As we move into the third decade of the twenty-first century, there is a clear understanding that 3D printing has gone mainstream across all areas of manufacturing. While building an assembly based on multiple machined components or on moulds or stampings will surely remain a key process across industries for many years to come, the direct 3D printing of complete components has undeniable advantages that are seeing it become more and more common in a variety of sectors.
This increase in the 3D printing of assemblies and components is being driven by the need to build more complex shapes more easily while still reducing weight, lowering costs, introducing stronger materials and producing at a faster rate. These are the forces persuading companies within automotive, aerospace, medical, consumer goods and even the food industry to quickly integrate 3D printing solutions within their business strategies.
As this innovative technology continues to gain momentum, companies are being forced to take a closer look at how they can properly control the quality of these 3D printed parts. With the widening range of 3D printers on the market, the variety of printable material types now available and the design requirements that must be maintained, how does a company control their part build?
Simply put, they use metrology solutions. There’s a wealth of metrology–grade equipment that is prepared to meet the quality control challenges of 3D printed parts. But how does a company know which is the right quality tool to use? One of the more flexible metrology solutions, and one that is quickly becoming an industry favourite, is the use of optical 3D scanning sensors. Simple quality tools are adequate for simple checks, but when you have complex geometry such as that commonly found in the world of 3D printing, an equally comprehensive dataset is required for inspection. And a 3D optical scanner such as one based on structured light scanning technology can provide exactly that.

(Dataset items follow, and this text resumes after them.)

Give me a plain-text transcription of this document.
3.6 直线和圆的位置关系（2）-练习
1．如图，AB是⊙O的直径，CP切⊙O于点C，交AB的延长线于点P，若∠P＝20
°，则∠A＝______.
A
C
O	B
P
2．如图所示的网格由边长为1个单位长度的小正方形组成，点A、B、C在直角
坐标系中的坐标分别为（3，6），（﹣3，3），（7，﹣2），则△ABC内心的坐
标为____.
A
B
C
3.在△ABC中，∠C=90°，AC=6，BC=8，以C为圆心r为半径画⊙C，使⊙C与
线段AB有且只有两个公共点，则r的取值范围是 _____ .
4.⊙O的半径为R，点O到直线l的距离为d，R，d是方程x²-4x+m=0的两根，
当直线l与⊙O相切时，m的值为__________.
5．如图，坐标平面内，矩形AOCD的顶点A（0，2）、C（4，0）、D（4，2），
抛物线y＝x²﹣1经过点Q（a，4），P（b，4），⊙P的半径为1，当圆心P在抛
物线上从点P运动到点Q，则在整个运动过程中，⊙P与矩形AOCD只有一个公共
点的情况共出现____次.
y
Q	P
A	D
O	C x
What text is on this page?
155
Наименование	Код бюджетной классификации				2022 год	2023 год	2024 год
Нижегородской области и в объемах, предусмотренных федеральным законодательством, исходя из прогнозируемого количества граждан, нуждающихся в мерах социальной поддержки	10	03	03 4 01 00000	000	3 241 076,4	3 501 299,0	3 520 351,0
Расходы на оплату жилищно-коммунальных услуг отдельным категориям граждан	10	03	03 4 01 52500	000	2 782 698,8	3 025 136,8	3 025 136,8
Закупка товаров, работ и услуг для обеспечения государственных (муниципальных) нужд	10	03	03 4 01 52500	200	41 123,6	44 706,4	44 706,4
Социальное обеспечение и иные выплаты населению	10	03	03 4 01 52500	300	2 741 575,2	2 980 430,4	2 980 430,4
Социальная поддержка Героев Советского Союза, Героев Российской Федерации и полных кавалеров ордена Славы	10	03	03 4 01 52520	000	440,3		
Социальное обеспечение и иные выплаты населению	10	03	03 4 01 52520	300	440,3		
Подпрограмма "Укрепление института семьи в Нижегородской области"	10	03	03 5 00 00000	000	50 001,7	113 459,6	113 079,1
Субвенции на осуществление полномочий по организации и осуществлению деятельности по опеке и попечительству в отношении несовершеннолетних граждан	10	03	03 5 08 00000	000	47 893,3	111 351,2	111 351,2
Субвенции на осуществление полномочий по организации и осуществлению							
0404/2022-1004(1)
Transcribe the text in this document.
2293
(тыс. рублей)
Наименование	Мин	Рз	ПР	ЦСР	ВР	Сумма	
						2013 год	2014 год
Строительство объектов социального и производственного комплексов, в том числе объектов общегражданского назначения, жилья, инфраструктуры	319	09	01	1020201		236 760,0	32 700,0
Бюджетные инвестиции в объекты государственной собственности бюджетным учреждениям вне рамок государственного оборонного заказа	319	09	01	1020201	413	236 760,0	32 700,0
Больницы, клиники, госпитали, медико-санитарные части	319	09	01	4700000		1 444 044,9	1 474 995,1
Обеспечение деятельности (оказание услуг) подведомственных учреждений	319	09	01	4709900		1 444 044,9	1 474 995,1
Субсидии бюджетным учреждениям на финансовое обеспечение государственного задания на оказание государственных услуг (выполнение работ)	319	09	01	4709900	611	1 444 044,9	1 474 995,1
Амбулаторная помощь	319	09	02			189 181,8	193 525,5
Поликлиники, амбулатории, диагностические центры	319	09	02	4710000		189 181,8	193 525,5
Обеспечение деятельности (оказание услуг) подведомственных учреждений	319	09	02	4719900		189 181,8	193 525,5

With optical 3D scanning, a highly accurate representation of the 3D printed part is acquired – its digital twin. As resolution and detail are the key components of a world–class optical 3D scanner, these high-end scanning systems are able to produce results of such high quality that the CAD and scan data can hardly be distinguished from one another. In many cases this high-quality data set allows for printing directly from the generated STL model.
With a high-definition optical 3D scanner, CAD and scan data are virtually indistinguishable
Using the rich-mesh (STL) data from an structured light scanner also provides real-world feedback for 3D printing setup and build processes. Incorporating this true-to-build data for simulation and optimisation allows for a more robust and error-proof process for building the perfect part.
Hexagon MSC Simufact 3D printed part optimisation process | scanning solution Hexagon optical 3D scanner
3D printed parts are highly streamlined when it comes to both design-build programming requirements and part size needs. Small intricately detailed metal parts can be directly printed at very high resolutions. This makes the ultra-high resolutions and fine accuracy performance of structured light scanners uniquely applicable to meet the challenges of inspecting complete 3D printed parts. High-end models offer accuracy to within as little as 5 microns, while full part data is collected extremely quickly, especially when used in combination with a turntable or turn-tilt table to build a semi-automated inspection system.
Very small detailed 3D printed part and STL result from Hexagon structured light scanner
It’s clear that applying digitised metrology solutions is key when integrating 3D printing systems into a manufacturing business strategy, and the use of high-end optical 3D scanning systems is the current solution of choice within the 3D printing world. The above scenarios detail only a few of the reasons why it’s important to investigate the usage and potential application areas of optical 3D scanning in order to assure competitiveness in this new technological phase of industrial manufacturing.